The product was originally authorized through a decentralized procedure in Europe.
The removal of the pregnancy contraindication follows a Positive Variation Assessment Report issued by the United Kingdom’s Medicines and Healthcare Products Regulatory Agency (MHRA; Reference Member State), and agreed by all Concerned Member States (CMS) in Europe, that were involved in the procedure. Granting of national approvals by all involved EU Member States will happen in the near future. COPAXONE is indicated for the treatment of patients with relapsing forms of multiple sclerosis (RMS), according to Teva.

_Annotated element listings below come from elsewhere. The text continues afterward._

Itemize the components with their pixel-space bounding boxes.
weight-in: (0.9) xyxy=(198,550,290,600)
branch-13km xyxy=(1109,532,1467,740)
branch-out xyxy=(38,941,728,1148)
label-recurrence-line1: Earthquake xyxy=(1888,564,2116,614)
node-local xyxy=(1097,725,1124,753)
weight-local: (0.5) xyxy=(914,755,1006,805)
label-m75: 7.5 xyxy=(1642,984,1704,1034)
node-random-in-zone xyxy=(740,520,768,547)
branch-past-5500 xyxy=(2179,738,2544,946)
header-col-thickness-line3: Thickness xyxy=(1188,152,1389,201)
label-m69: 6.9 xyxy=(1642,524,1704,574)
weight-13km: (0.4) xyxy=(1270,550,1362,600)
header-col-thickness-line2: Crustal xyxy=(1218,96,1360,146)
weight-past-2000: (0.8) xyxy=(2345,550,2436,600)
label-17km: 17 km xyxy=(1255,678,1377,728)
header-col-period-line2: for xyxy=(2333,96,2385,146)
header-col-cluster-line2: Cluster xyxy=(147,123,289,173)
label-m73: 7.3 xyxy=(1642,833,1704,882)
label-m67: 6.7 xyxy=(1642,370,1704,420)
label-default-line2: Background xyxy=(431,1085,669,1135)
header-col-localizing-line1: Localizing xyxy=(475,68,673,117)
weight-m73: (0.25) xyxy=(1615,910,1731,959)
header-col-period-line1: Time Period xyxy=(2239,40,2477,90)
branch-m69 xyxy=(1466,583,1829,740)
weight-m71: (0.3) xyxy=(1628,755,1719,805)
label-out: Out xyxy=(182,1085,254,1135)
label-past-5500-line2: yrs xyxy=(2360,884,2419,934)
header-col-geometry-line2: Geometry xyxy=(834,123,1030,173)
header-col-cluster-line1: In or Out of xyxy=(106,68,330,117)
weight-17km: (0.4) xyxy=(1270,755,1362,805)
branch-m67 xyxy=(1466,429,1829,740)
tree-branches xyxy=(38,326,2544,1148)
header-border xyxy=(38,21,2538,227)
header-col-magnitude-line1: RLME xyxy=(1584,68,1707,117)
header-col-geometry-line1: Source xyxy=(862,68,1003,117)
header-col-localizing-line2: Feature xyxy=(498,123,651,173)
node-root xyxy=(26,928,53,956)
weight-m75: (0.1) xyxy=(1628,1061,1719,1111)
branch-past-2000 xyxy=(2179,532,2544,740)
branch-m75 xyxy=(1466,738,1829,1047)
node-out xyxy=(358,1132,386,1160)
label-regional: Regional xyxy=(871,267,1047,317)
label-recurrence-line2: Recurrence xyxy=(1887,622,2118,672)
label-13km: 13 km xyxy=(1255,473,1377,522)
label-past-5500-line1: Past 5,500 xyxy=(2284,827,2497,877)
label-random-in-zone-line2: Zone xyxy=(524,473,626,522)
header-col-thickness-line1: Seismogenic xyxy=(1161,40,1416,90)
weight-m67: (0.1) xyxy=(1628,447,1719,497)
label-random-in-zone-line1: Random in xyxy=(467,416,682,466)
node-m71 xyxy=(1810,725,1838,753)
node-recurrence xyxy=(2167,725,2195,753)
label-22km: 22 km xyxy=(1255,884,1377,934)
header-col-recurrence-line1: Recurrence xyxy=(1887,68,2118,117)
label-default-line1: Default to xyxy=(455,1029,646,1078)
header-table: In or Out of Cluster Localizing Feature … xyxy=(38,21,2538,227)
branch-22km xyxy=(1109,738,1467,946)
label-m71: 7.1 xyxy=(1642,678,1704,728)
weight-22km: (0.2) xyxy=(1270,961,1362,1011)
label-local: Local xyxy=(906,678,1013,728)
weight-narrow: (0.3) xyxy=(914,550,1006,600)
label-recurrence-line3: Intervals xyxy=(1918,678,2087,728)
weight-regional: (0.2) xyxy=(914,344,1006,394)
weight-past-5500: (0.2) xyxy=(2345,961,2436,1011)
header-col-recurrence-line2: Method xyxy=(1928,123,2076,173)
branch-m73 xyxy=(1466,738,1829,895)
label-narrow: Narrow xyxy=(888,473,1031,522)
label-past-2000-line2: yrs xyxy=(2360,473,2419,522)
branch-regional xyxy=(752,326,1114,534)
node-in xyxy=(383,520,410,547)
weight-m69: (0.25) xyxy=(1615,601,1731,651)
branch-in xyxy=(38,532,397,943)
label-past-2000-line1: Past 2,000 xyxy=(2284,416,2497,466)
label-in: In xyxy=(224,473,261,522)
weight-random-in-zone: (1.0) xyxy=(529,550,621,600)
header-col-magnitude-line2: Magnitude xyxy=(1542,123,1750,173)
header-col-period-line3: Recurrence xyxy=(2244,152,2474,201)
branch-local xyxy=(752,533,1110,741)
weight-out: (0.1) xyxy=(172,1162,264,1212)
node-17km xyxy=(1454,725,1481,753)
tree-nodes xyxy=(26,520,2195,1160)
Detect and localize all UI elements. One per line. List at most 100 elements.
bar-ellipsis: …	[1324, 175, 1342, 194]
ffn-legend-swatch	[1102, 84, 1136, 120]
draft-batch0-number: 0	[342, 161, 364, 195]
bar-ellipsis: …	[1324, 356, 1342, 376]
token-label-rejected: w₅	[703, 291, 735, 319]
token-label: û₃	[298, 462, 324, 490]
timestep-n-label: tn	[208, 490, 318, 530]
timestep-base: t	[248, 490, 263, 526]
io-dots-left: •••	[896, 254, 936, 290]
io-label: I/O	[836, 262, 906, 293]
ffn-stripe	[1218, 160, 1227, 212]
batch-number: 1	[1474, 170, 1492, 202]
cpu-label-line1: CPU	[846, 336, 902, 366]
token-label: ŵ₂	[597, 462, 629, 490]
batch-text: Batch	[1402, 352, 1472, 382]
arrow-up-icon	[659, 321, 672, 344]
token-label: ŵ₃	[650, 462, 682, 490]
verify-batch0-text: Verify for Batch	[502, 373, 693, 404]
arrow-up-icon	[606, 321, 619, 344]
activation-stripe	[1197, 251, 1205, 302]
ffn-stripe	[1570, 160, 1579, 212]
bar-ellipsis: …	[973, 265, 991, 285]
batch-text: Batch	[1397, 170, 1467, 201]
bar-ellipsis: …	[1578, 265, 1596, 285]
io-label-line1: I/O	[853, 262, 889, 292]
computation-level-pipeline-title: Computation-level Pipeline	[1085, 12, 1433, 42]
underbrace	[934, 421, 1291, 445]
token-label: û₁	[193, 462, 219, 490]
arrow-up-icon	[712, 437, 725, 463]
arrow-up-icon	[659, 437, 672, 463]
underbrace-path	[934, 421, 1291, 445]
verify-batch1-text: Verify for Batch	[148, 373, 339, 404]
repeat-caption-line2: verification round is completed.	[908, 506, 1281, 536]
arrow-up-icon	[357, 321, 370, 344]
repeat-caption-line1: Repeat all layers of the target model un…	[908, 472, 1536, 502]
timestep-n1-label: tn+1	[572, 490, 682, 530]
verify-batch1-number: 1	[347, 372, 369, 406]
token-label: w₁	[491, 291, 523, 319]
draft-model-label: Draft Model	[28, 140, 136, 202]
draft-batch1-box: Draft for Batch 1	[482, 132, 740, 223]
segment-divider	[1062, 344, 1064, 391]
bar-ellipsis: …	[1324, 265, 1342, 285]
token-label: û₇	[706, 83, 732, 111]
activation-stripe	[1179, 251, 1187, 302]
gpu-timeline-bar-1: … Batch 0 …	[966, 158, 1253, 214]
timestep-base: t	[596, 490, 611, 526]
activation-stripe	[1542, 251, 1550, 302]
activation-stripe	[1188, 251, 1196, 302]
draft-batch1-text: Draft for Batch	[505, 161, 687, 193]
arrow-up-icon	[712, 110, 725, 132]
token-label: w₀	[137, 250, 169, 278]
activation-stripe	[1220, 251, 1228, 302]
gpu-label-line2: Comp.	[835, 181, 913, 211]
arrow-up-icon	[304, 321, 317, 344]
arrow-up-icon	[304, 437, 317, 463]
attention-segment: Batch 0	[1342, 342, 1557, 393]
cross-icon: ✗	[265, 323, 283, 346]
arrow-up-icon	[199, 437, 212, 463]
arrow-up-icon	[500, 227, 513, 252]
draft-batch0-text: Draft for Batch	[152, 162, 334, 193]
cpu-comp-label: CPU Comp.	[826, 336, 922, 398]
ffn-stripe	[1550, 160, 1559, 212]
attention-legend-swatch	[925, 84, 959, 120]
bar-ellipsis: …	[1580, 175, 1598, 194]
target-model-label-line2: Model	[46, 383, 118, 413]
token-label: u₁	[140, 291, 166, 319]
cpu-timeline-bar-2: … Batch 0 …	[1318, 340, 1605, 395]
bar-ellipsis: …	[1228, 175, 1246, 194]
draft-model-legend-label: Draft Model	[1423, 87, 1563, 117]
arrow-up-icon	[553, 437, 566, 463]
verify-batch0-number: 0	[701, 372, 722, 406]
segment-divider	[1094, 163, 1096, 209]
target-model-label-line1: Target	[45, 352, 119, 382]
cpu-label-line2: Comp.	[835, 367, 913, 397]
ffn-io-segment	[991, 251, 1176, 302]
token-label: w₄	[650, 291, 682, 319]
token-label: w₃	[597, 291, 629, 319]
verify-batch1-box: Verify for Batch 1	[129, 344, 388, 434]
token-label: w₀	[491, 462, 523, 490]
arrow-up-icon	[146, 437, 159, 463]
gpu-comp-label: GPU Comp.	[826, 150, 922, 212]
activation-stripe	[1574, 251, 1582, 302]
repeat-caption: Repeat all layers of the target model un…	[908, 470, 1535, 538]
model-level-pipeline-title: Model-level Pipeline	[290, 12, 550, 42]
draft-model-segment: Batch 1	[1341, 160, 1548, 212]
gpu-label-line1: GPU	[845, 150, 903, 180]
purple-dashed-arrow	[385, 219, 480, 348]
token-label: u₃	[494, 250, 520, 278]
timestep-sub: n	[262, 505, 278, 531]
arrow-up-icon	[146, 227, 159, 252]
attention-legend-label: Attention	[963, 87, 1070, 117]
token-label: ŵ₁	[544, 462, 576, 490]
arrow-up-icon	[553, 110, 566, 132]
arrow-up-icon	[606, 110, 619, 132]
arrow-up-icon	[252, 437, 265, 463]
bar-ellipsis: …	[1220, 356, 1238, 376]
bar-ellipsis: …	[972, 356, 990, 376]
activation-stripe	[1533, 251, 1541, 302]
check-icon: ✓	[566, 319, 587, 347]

The removal of the contraindication is based on a comprehensive examination of available prospective pregnancy cases with known outcome and confirmed exposure to COPAXONE. A supporting analysis was also provided comparing data from Teva’s Glatiramer Acetate (GA) Pharmacovigilance Database which captured more than 8,000 pregnancies over a period of more than 20 years.
The label now reads:
“Studies in animals have not shown reproductive toxicity. Current data on pregnant women indicate no malformative or feto/ neonatal toxicity of COPAXONE. To date, no relevant epidemiological data are available. As a precautionary measure, it is preferable to avoid the use of COPAXONE® during pregnancy unless the benefit to the mother outweighs the risk to the fetus.”
“This positive outcome is very encouraging,” said Rob Koremans, M.D., President & CEO, Teva Global Specialty Medicines. “While MS treatments are not recommended during pregnancy, sometimes the benefit of treating a pregnant patient with severe RMS symptoms outweighs the risks. The update to the product information will provide physicians with helpful information as they make individual treatment decisions with their pregnant patients or patients who are trying to conceive with RMS.”
“As a company committed to people with MS, we’re pleased to have presented this important data to the regulators and we believe that it further underscores the established safety, efficacy and tolerability profile of COPAXONE, providing new options for physicians and women of child bearing age” said Gianfranco Nazzi, Senior Vice President, Specialty Medicines Europe, at Teva.